Prisons and jails across the nation, including California, have been releasing inmates to lower the risk infections of the coronavirus.
The American Civil Liberties Union in late March filed a lawsuit on behalf of 13 plaintiffs who are being held at Mesa Verde and at the Yuba County Jail in Marysville. The lawsuit said the plaintiffs suffer from health issues that could put them at risk of more severe complications if they were to contract COVID-19.

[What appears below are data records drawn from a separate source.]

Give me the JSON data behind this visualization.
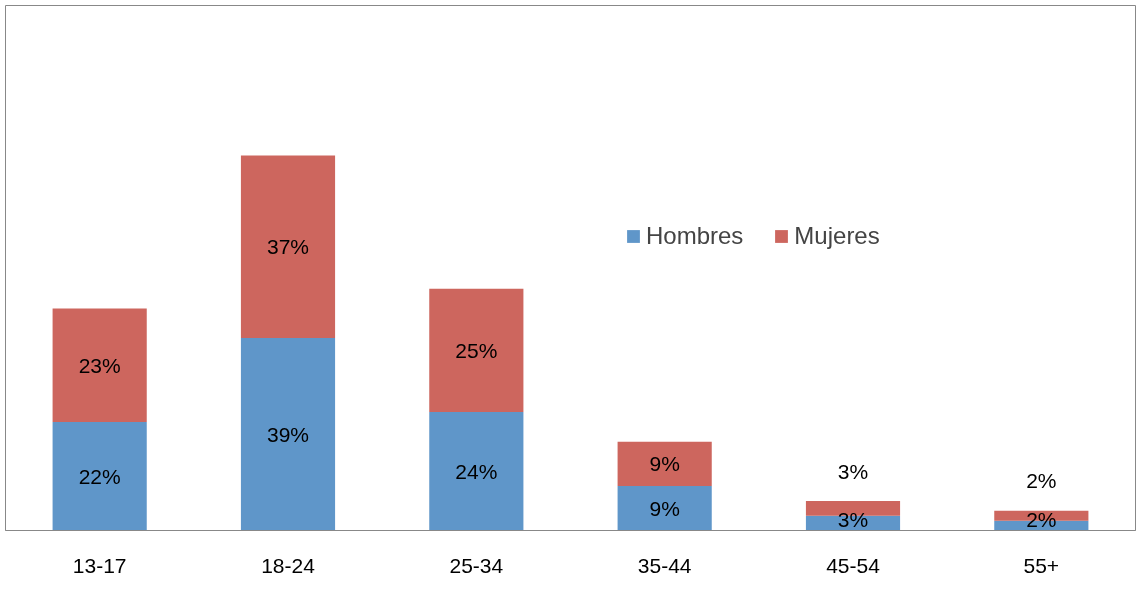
{
  "chart_data": {
    "type": "bar",
    "stacked": true,
    "categories": [
      "13-17",
      "18-24",
      "25-34",
      "35-44",
      "45-54",
      "55+"
    ],
    "series": [
      {
        "name": "Hombres",
        "color": "#5f96c9",
        "values": [
          22,
          39,
          24,
          9,
          3,
          2
        ],
        "value_labels": [
          "22%",
          "39%",
          "24%",
          "9%",
          "3%",
          "2%"
        ]
      },
      {
        "name": "Mujeres",
        "color": "#cd665e",
        "values": [
          23,
          37,
          25,
          9,
          3,
          2
        ],
        "value_labels": [
          "23%",
          "37%",
          "25%",
          "9%",
          "3%",
          "2%"
        ]
      }
    ],
    "legend": "top right",
    "grid": false
  }
}
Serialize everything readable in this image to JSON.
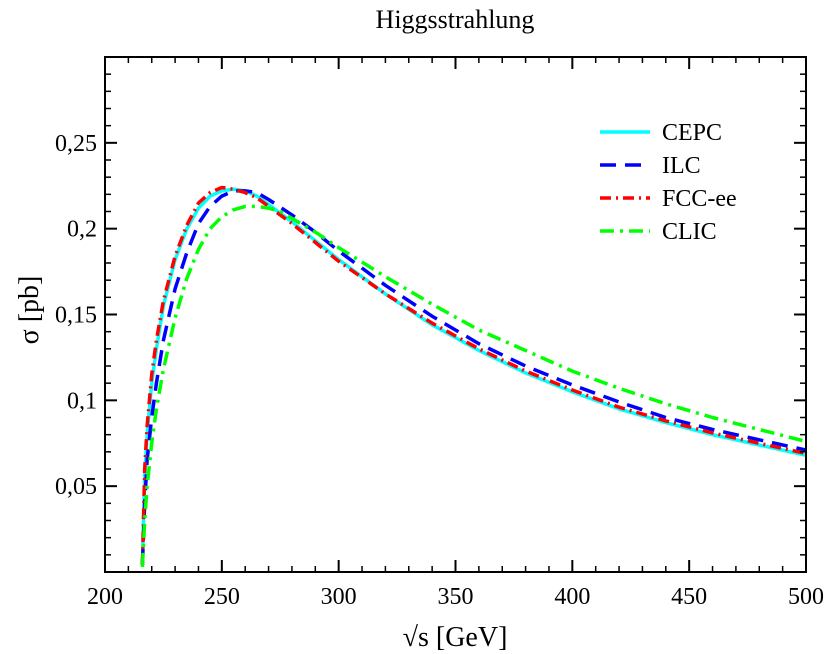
{
  "chart_data": {
    "type": "line",
    "title": "Higgsstrahlung",
    "xlabel": "√s [GeV]",
    "ylabel": "σ [pb]",
    "xlim": [
      200,
      500
    ],
    "ylim": [
      0,
      0.3
    ],
    "x_ticks": [
      200,
      250,
      300,
      350,
      400,
      450,
      500
    ],
    "x_tick_labels": [
      "200",
      "250",
      "300",
      "350",
      "400",
      "450",
      "500"
    ],
    "y_ticks": [
      0.05,
      0.1,
      0.15,
      0.2,
      0.25
    ],
    "y_tick_labels": [
      "0,05",
      "0,1",
      "0,15",
      "0,2",
      "0,25"
    ],
    "legend_position": "top-right",
    "grid": false,
    "series": [
      {
        "name": "CEPC",
        "color": "#00ffff",
        "dash": "solid",
        "x": [
          216,
          217,
          218,
          220,
          222,
          225,
          230,
          235,
          240,
          245,
          250,
          255,
          260,
          265,
          270,
          280,
          290,
          300,
          320,
          340,
          360,
          380,
          400,
          420,
          440,
          460,
          480,
          500
        ],
        "y": [
          0.004,
          0.055,
          0.08,
          0.11,
          0.13,
          0.155,
          0.182,
          0.2,
          0.212,
          0.219,
          0.222,
          0.223,
          0.222,
          0.219,
          0.214,
          0.204,
          0.193,
          0.182,
          0.162,
          0.144,
          0.129,
          0.116,
          0.105,
          0.095,
          0.087,
          0.08,
          0.074,
          0.068
        ]
      },
      {
        "name": "ILC",
        "color": "#0000ff",
        "dash": "long-dash",
        "x": [
          216,
          217,
          218,
          220,
          222,
          225,
          230,
          235,
          240,
          245,
          250,
          255,
          260,
          265,
          270,
          280,
          290,
          300,
          320,
          340,
          360,
          380,
          400,
          420,
          440,
          460,
          480,
          500
        ],
        "y": [
          0.004,
          0.04,
          0.065,
          0.09,
          0.11,
          0.135,
          0.165,
          0.186,
          0.203,
          0.213,
          0.219,
          0.222,
          0.222,
          0.221,
          0.217,
          0.208,
          0.198,
          0.187,
          0.167,
          0.149,
          0.133,
          0.12,
          0.109,
          0.099,
          0.09,
          0.083,
          0.077,
          0.071
        ]
      },
      {
        "name": "FCC-ee",
        "color": "#ff0000",
        "dash": "dash-dot",
        "x": [
          216,
          217,
          218,
          220,
          222,
          225,
          230,
          235,
          240,
          245,
          250,
          255,
          260,
          265,
          270,
          280,
          290,
          300,
          320,
          340,
          360,
          380,
          400,
          420,
          440,
          460,
          480,
          500
        ],
        "y": [
          0.004,
          0.06,
          0.085,
          0.115,
          0.135,
          0.158,
          0.184,
          0.202,
          0.215,
          0.221,
          0.224,
          0.223,
          0.221,
          0.218,
          0.213,
          0.203,
          0.192,
          0.181,
          0.162,
          0.145,
          0.13,
          0.117,
          0.106,
          0.096,
          0.088,
          0.081,
          0.075,
          0.069
        ]
      },
      {
        "name": "CLIC",
        "color": "#00ff00",
        "dash": "dash-dot-long",
        "x": [
          216,
          217,
          218,
          220,
          222,
          225,
          230,
          235,
          240,
          245,
          250,
          255,
          260,
          265,
          270,
          275,
          280,
          290,
          300,
          320,
          340,
          360,
          380,
          400,
          420,
          440,
          460,
          480,
          500
        ],
        "y": [
          0.003,
          0.03,
          0.05,
          0.075,
          0.095,
          0.118,
          0.148,
          0.171,
          0.188,
          0.2,
          0.207,
          0.211,
          0.213,
          0.213,
          0.212,
          0.21,
          0.206,
          0.198,
          0.189,
          0.172,
          0.156,
          0.141,
          0.129,
          0.117,
          0.107,
          0.098,
          0.09,
          0.083,
          0.076
        ]
      }
    ]
  }
}
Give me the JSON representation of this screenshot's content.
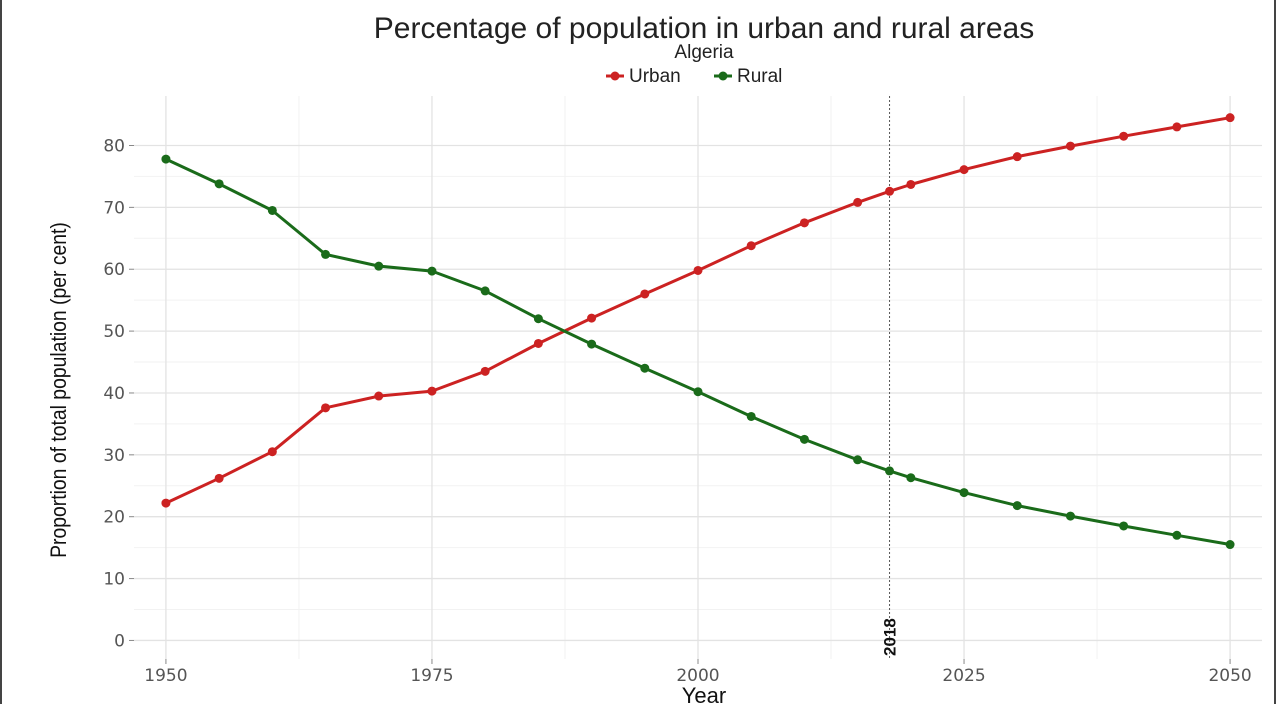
{
  "chart_data": {
    "type": "line",
    "title": "Percentage of population in urban and rural areas",
    "subtitle": "Algeria",
    "xlabel": "Year",
    "ylabel": "Proportion of total population (per cent)",
    "x": [
      1950,
      1955,
      1960,
      1965,
      1970,
      1975,
      1980,
      1985,
      1990,
      1995,
      2000,
      2005,
      2010,
      2015,
      2018,
      2020,
      2025,
      2030,
      2035,
      2040,
      2045,
      2050
    ],
    "series": [
      {
        "name": "Urban",
        "color": "#cc2222",
        "values": [
          22.2,
          26.2,
          30.5,
          37.6,
          39.5,
          40.3,
          43.5,
          48.0,
          52.1,
          56.0,
          59.8,
          63.8,
          67.5,
          70.8,
          72.6,
          73.7,
          76.1,
          78.2,
          79.9,
          81.5,
          83.0,
          84.5
        ]
      },
      {
        "name": "Rural",
        "color": "#1a6b1a",
        "values": [
          77.8,
          73.8,
          69.5,
          62.4,
          60.5,
          59.7,
          56.5,
          52.0,
          47.9,
          44.0,
          40.2,
          36.2,
          32.5,
          29.2,
          27.4,
          26.3,
          23.9,
          21.8,
          20.1,
          18.5,
          17.0,
          15.5
        ]
      }
    ],
    "xticks": [
      "1950",
      "1975",
      "2000",
      "2025",
      "2050"
    ],
    "yticks": [
      "0",
      "10",
      "20",
      "30",
      "40",
      "50",
      "60",
      "70",
      "80"
    ],
    "xlim": [
      1947,
      2053
    ],
    "ylim": [
      -3,
      88
    ],
    "reference_line": {
      "x": 2018,
      "label": "2018"
    },
    "legend_position": "top",
    "grid": true
  }
}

The lead plaintiff Sofia Bahena Ortuño, 64, was released by ICE on the same day the lawsuit was filed, and this week a U.S. District Court judge ordered ICE to release four more plaintiffs.
Women in dorm B at Mesa Verde began the hunger strike, Tovar said, and men in dorm C followed suit. Each dorm houses about 100 detainees, she said.
It’s unknown if those in dorm A and D will join.
The UFW Foundation, other organizations and local activists like Valeria Valiz at 2 p.m. on Friday held a protest outside Mesa Verde in solidarity.
The activists said the male detainees were holding a sit-in at the facility’s recreational area. “We were at Mesa Verde, I can tell you it’s very real,” Valiz said during an interview Friday. “We had a drone. We have pictures.”
There’s a brick wall so people can’t see inside the facility, but Valiz said on Friday, those protesting outside the facility would chant “libertad” (which means freedom) and detainees behind the brick wall “would answer back saying “libertad.”
A drone was able to capture images of men in the facility’s recreational area of what Tovar and activists say was the sit-in.
Tovar said she hopes the hunger strike will prompt ICE not only to identify vulnerable detainees, but also to release them.
Moor, the spokesman for ICE, reiterated that “more than ever, those who spread these lies, do a damaging disservice to the individuals and communities they claim to represent.”
ICE said it respects the right of detainees to voice their opinions and does not retaliate against hunger strikers. The federal agency also said it explains to detainees the negative impacts of not eating.
The agency said it monitors the water and food intake of those identified as being on a hunger strike.
On Saturday, a California Committee for Immigrant Liberation, issued a statement responding to “ICE’s lies” of denying there was a hunger strike.
Mesa Verde is owned and operated by the for-profit entity GEO.
“The statement by ICE was provided less than a day after a hunger strike was announced in this facility,” the statement reads. “ICE and GEO have a stated policy in which a hunger strike is not recognized until nine consecutive meals are missed. This would normally require three days of missed meals to pass before a hunger strike is recognized.”
The policy, the statement says, allows the federal agency to “falsify” what is taking place.
“ICE’s track record of spreading lies is well documented, with their own spokesman resigning rather than continuing to spread falsehoods,” the statement reads. “In this case their furious rhetoric is aimed at breaking the solidarity between those inside the facility and the community, and seeks to distort the truth for the press that is paying attention.”
“Instead of dealing with the facts, ICE has chosen to lash out against detainees and the community. This is an indication of their desperation to hide the truth as the world watches.”
While ICE in its statement accused local organizations and activists of exploiting detainees, the federal agency contracts with private entities that pay detainees $1 for a day of work, according to the statement.